Leftists set to control French parliament

President Francois Hollande’s Socialist Party, bolstered by left-wing allies, is poised to take control of France’s lower house of parliament so he can revamp a country his partisans see as too capitalist and push to save the eurozone through growth.

Leftists set to control French parliament

President Francois Hollande’s Socialist Party, bolstered by left-wing allies, is poised to take control of France’s lower house of parliament so he can revamp a country his partisans see as too capitalist and push to save the eurozone through growth.

The conservative party of former president Nicolas Sarkozy, which has controlled the 577-seat National Assembly since 2002, will probably lose its grip on power in the final round of voting in a week. Mr Sarkozy was defeated in the May 6 final round of the presidential race.

Mr Hollande is unlikely to get his wish for a pure Socialist Party sweep of the seats of power in France, but he need not fret.

Polling agency projections after yesterday’s first round of voting in legislative elections show the Socialists slightly behind Mr Sarkozy’s UMP party, but other parties expected to support Mr Hollande – including the communist-inspired Leftist Front and the main environmental party – did well.

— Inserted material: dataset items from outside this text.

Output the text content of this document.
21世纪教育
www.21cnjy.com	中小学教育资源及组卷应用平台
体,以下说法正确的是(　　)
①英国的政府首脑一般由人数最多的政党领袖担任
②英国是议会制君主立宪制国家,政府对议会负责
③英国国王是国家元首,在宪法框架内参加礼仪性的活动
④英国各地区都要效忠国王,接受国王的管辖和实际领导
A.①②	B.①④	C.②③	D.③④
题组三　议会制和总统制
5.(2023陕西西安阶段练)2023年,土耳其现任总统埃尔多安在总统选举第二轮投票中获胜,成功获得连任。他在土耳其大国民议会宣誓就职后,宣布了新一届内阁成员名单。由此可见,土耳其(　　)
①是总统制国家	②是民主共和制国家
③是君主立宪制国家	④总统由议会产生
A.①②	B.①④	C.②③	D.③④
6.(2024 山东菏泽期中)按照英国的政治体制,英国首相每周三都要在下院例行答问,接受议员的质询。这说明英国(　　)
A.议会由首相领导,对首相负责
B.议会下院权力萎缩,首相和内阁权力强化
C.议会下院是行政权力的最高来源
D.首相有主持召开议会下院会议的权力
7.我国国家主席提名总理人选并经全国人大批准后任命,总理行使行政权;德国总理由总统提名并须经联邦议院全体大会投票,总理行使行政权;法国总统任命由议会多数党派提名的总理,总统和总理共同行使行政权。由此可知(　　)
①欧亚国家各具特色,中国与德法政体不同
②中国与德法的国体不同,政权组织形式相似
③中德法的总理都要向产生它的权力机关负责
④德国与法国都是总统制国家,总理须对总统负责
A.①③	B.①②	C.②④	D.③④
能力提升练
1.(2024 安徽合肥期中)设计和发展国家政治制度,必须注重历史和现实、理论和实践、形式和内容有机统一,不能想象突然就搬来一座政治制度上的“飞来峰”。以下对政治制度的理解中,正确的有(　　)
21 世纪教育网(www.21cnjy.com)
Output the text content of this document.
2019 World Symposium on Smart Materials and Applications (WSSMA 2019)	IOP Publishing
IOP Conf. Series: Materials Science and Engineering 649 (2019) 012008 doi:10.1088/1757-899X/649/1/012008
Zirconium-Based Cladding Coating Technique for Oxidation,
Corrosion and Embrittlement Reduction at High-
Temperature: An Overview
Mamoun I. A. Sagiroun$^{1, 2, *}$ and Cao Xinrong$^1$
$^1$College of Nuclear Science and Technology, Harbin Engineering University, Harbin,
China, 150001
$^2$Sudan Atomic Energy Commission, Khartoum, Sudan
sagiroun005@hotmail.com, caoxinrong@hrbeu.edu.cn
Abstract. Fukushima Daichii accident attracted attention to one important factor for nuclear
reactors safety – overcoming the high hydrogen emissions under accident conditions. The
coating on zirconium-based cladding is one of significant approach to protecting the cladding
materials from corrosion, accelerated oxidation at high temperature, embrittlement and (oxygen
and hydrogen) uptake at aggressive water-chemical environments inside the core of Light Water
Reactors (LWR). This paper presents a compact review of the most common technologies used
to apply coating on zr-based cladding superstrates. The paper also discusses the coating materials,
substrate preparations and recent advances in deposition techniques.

A left-wing victory in the voting, five weeks after Mr Hollande took office, would brutally jar the French political landscape.

Left-leaning parties are forecast to take between 300 and 366 seats in the next parliament and the conservatives between 210 and 270, according to the CSA and TNS-Sofres polling agencies.

That would be a sharp shift from the current parliament, where the conservative UMP and its allies had 346 seats and leftists 226.

Mr Sarkozy’s Union for a Popular Movement party is trying to save its honour. Leading UMP figures vowed not to make alliances between rounds with the extreme-right National Front, which moved into position to grab its first small presence in parliament in more than 25 years.

Eyes are on the National Front at voting time both because of the stigma of racism and anti-Semitism which clings to the party and because of its potential for cutting into the win margin of the mainstream right.

Socialists or other left-wingers were leading in 70 of 116 districts where the vote count was complete last night, according to official results. The Interior Ministry is releasing results district by district.

Socialists and other leftists won between 31 and 35% of the nationwide vote yesterday, while UMP candidates and their allies won between 34 and 35%, according to estimates by polling agencies CSA, TNS-Sofres, Ipsos and Ifop. The projections, based on actual vote results in select polling stations nationwide, were largely in line with expectations.

Turnout was relatively low, estimated at 57%, well below the 63% in the last parliamentary elections five years ago.

The newly revamped National Front party failed to fully capitalise on the solid third-place showing of its leader, Marine Le Pen, in the presidential race.

The National Front wants to pull France out of the euro currency, secure French borders and stop immigration by Muslims whom it claims are bent on the “Islamisation” of France.

It could still decide races in a number of districts by throwing support to the UMP candidate – or withholding it. And the far right can nourish hopes of winning in up to three districts, according to polling agencies.

Ms Le Pen, with a score of more than 42% in the depressed former coal-mining basin around the northern town of Henin-Beaumont, is among those with a chance of winning next week. She knocked out her bitter far-left rival Jean-Luc Melenchon from the race and will face a Socialist candidate in next Sunday’s vote.

Mr Hollande’s Socialists appealed for support in next week’s final race. Should they lose in a surprise comeback by the right, Mr Hollande would be forced to appoint a conservative prime minister and carry on in what the French refer to as “co-habitation”, in which life can be as tense as within a bickering couple unable to repair their relationship or to divorce.

A Socialist win would give the left control of both houses of parliament and the regions.

Socialist prime minister Jean-Marc Ayrault called on voters to give the government a “large, solid and coherent majority” in the second round so “the change you voted for May 6 can be put in motion”.

Mr Hollande promised to rectify what he said was years of injustice under Mr Sarkozy, from making the rich pay higher taxes to creating 60,000 posts in the educational system trimmed by the previous government.

He also promised to ensure that the European Union’s budget-cutting pact to ward off instability was reworked to emphasise growth, not austerity.

The French vote will have an impact on Hollande’s bid to inject the growth-promoting measures, because he needs the political legitimacy that a strong majority would confer to carry weight in his dealings with German chancellor Angela Merkel, opposed to such changes.

He also needs French parliamentary backing to approve bailouts or EU-wide treaties.

Conservatives warned that the Socialists’ spending plans could cripple France just as it and other European countries are being asked to rescue Spain.

Mr Sarkozy’s campaign spokeswoman and a conservative parliamentary candidate, Nathalie Kosciusko-Morizet, claimed that Mr Hollande’s team was already spending so much that it was taking France towards “bankruptcy, a Spain-like, Greek-like situation”.